Tsuruta attempted to delay the university's Title IX investigation against him by filing a lawsuit a court dismissed. The university panel found Tsuruta guilty and expelled him.
Five months later, however, the court dismissed without prejudice all criminal charges against Tsuruta, Minnehaha County Deputy State's Attorney Amanda Eden said at the time. Dismissal without prejudice allows authorities to reintroduce those same criminal charges at a future date.
Last August, Tsuruta filed a second lawsuit against Augustana after the school refused to reinstate him. He accused the school of denying him the right to due process and putting his future in the hands of university employees not adequately trained to investigate the original allegations against him.
The suit allowed Tsuruta to introduce evidence that cast doubt on the allegations, although there is no indication what role they might have played in the mutual dismissal of the suit.
Tsuruta alleged his accuser had made similar accusations of other people, including an ex-boyfriend at the end of their relationship, allegations that couldn't be satisfactorily confirmed.
"We had interviewed a number of witnesses, including a young man who would have testified that (the alleged victim) had threatened to tell everyone that he had raped her, which arose out of the end of their relationship," Mike Bulter, Tsuruta's defense lawyer told the Argus Leader. "She also deleted messages between her and (Tsuruta) that would have led to the inevitable conclusion that this was not a non-consensual sexual encounter."
In addition, Tsuruta challenged his accuser's description of the rape, saying partial amputations of both of his feet made her account of the assault impossible. Tsuruta had returned to Augustana in 2014 after spending four years in prison for his role in a two-vehicle crash that killed the driver of the other vehicle, one of Tsuruta's friends and left him with third degree burns on both feet.
Tsuruta's lawsuit claimed Title IX investigators did not take his handicap into consideration when passing judgement.
While the accuser's past behavior and Tsuruta's physical condition might have cast reasonable doubt in a criminal trial, they carry much less weight in a Title IX investigation, when only a preponderance of evidence is required.

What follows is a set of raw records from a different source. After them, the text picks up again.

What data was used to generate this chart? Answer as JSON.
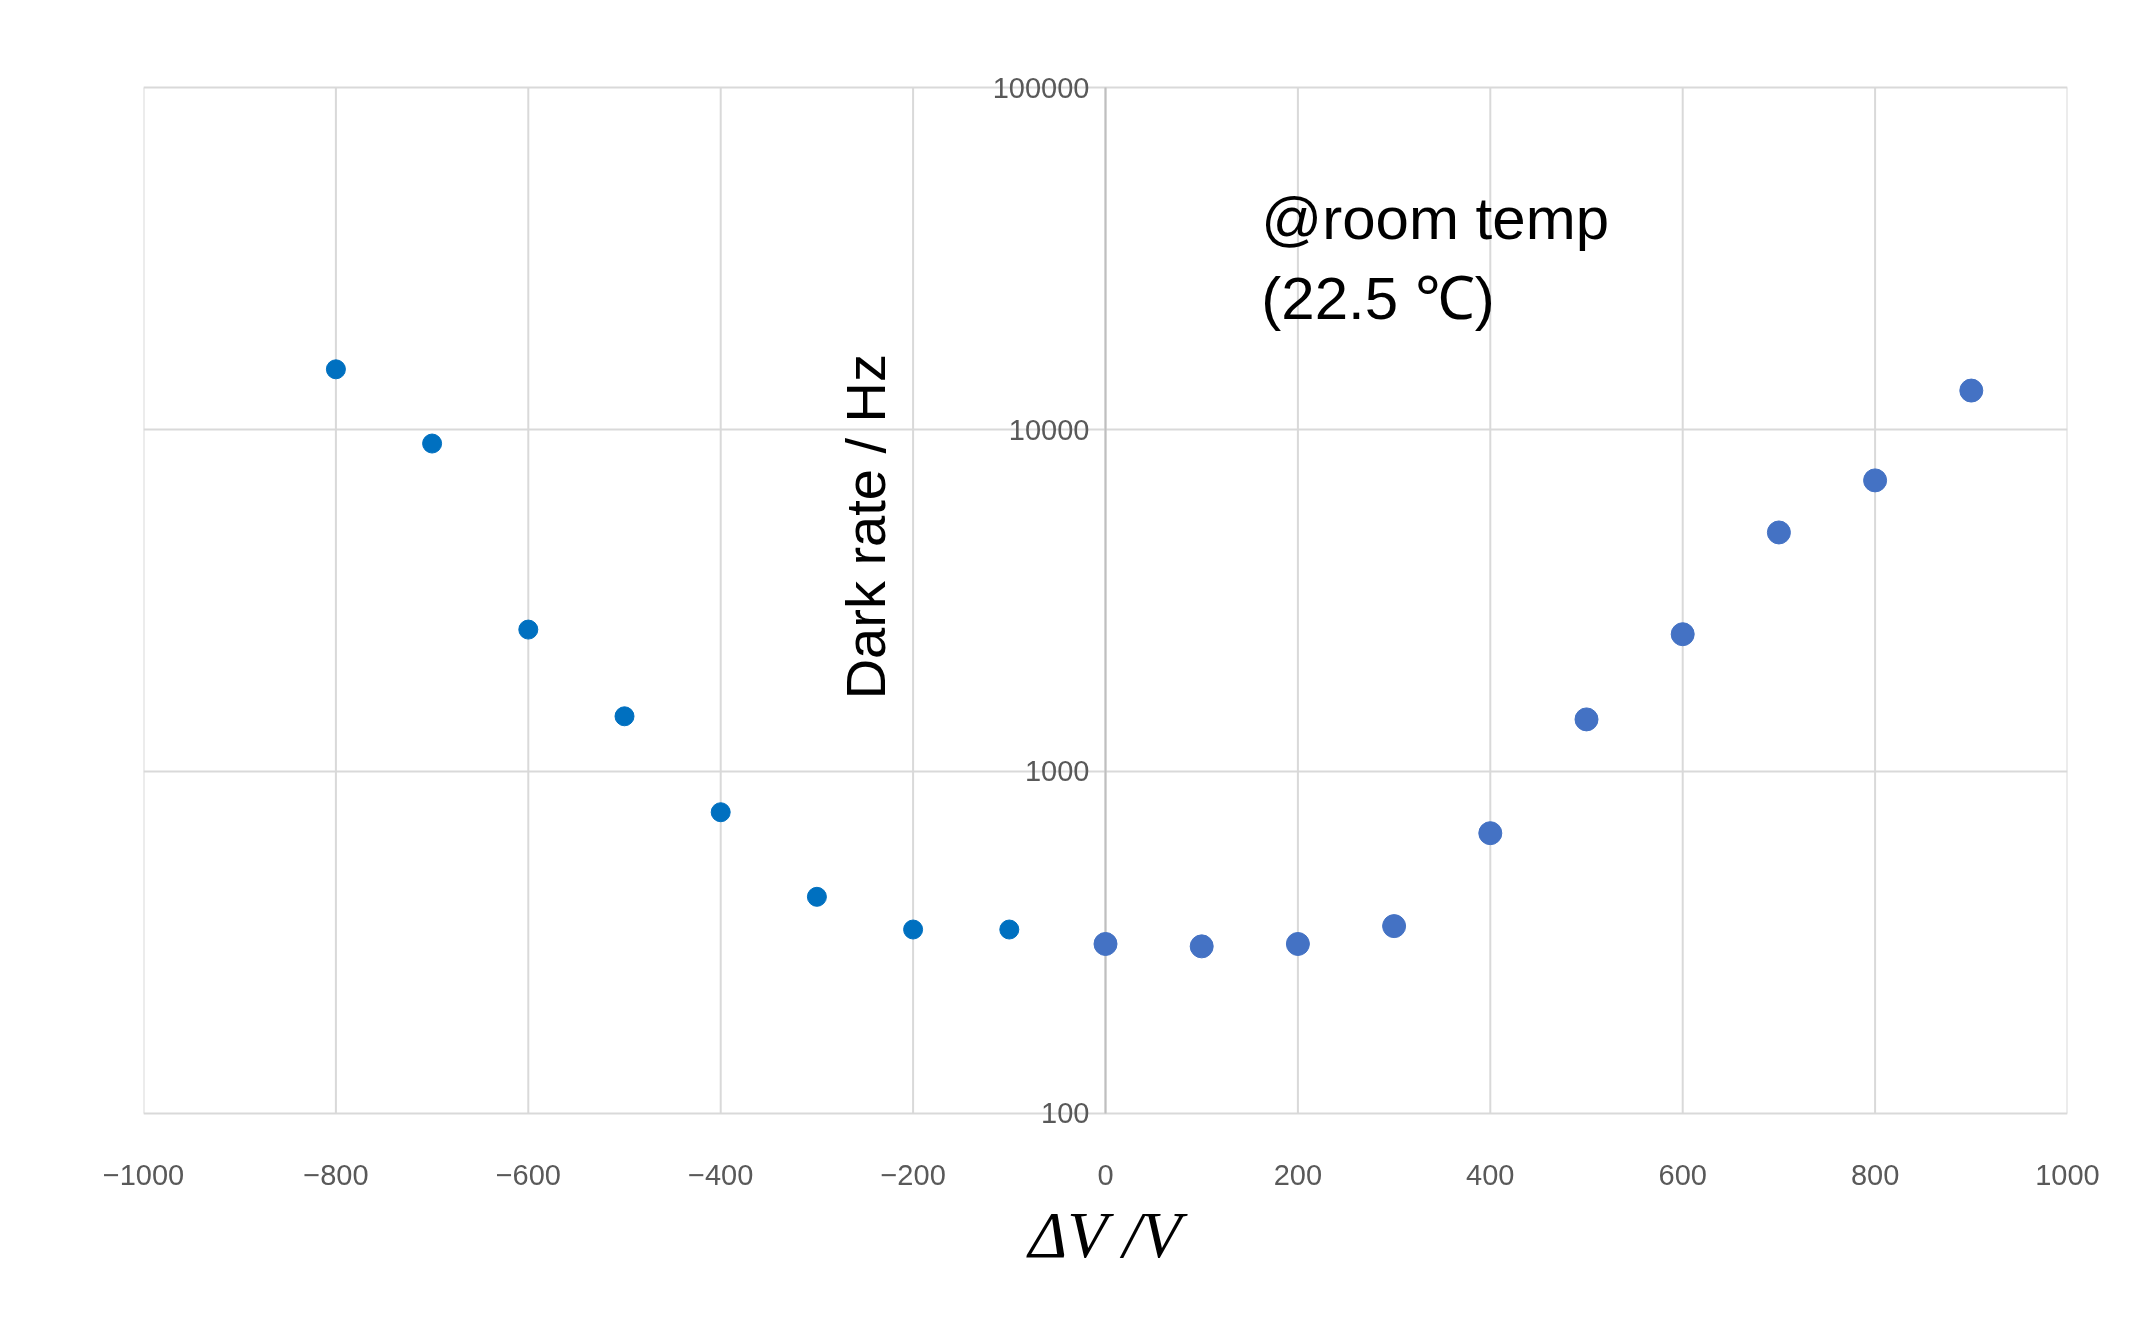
{
  "chart_data": {
    "type": "scatter",
    "xlabel": "ΔV /V",
    "ylabel": "Dark rate / Hz",
    "annotations": [
      "@room temp\n(22.5 ℃)"
    ],
    "log": "y",
    "grid": true,
    "marker": "circle",
    "xlim": [
      -1000,
      1000
    ],
    "xticks": [
      -1000,
      -800,
      -600,
      -400,
      -200,
      0,
      200,
      400,
      600,
      800,
      1000
    ],
    "ylim": [
      100,
      100000
    ],
    "yticks": [
      100,
      1000,
      10000,
      100000
    ],
    "series": [
      {
        "color": "#0070c0",
        "x": [
          -800,
          -700,
          -600,
          -500,
          -400,
          -300,
          -200,
          -100
        ],
        "values": [
          15000,
          9100,
          2600,
          1450,
          760,
          430,
          345,
          345
        ]
      },
      {
        "color": "#4472c4",
        "x": [
          0,
          100,
          200,
          300,
          400,
          500,
          600,
          700,
          800,
          900
        ],
        "values": [
          313,
          308,
          313,
          353,
          660,
          1420,
          2520,
          5000,
          7100,
          13000
        ]
      }
    ]
  }
}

However, when Augustana asked that Tsuruta's lawsuit be dismissed, federal Judge Karen Schreier ruled in June the student "has pleaded sufficient facts to support his claims" that Augustana employees "weren't properly trained in investigating and adjudicating allegations of rape" and they ignored witnesses in his favor.
None of this is to say Tsuruta's accuser isn't telling the truth. The quality of the evidence against him, however, must be considered. Whether in criminal or civil court, or a university investigation, the rights of the accused as well as the accuser must be respected.
As long as universities flout due process in their attempts to comply with Title IX, victims and their lawsuits will keep piling up.